A review by anna_hepworth
The True Queen by Zen Cho

5.0

I probably missed some of the subtleties of this book, not least in what to expect from various characters, not having read book 1. My assumption is that the protagonist, Muna, is new to this books, as is the original setting in Janda Baik, but by chapter 5 the story has moved to England, and introduces rather a lot of characters in a hurry -- I did not at any point get some of them sorted out, and I'm not sure how much of that is because they weren't particularly relevant to this story, and how much was that they are generally back ground characters.

The plot is a relatively simple one in places, but there are a lot of twists and turns to get from one point to the next. I'm not sure how obvious the author meant for some of those twists to be, but it was certainly relatively obvious in places what was going to happen later. This isn't a complaint -- I like seeing how a story unfolds, regardless of whether I know what is going to happen.

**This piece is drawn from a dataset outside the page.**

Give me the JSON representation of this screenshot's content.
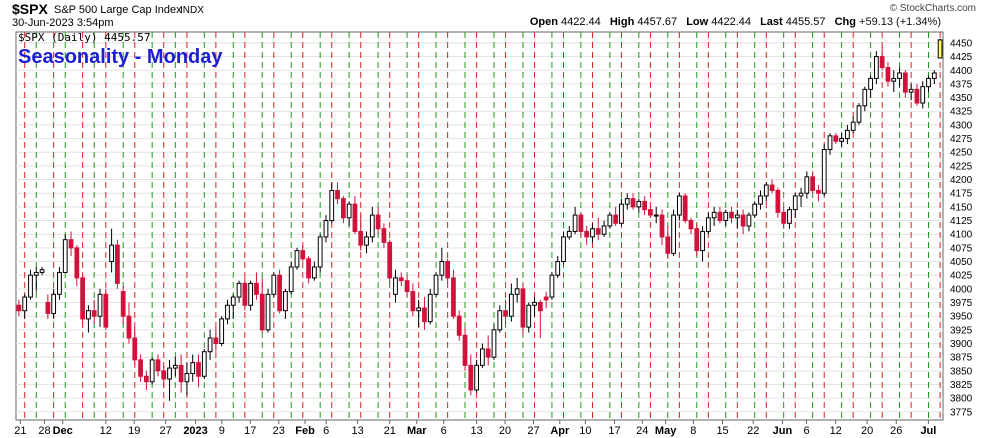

There are places where the story is quite nasty. Not just in terms of 'period appropriate' misogyny and racism, but in terms of the individual interactions. There were a couple of sections where I thought the number of twists and turns of the story meant it was about to devolve into farce, and was pleased that it did not.

On the positive, there are some lovely explorations of what family means, in particular how sisters interact. This isn't necessarily all positive interaction, but the cross-cultural nature of the narrative means that there are some very different perspectives to explore.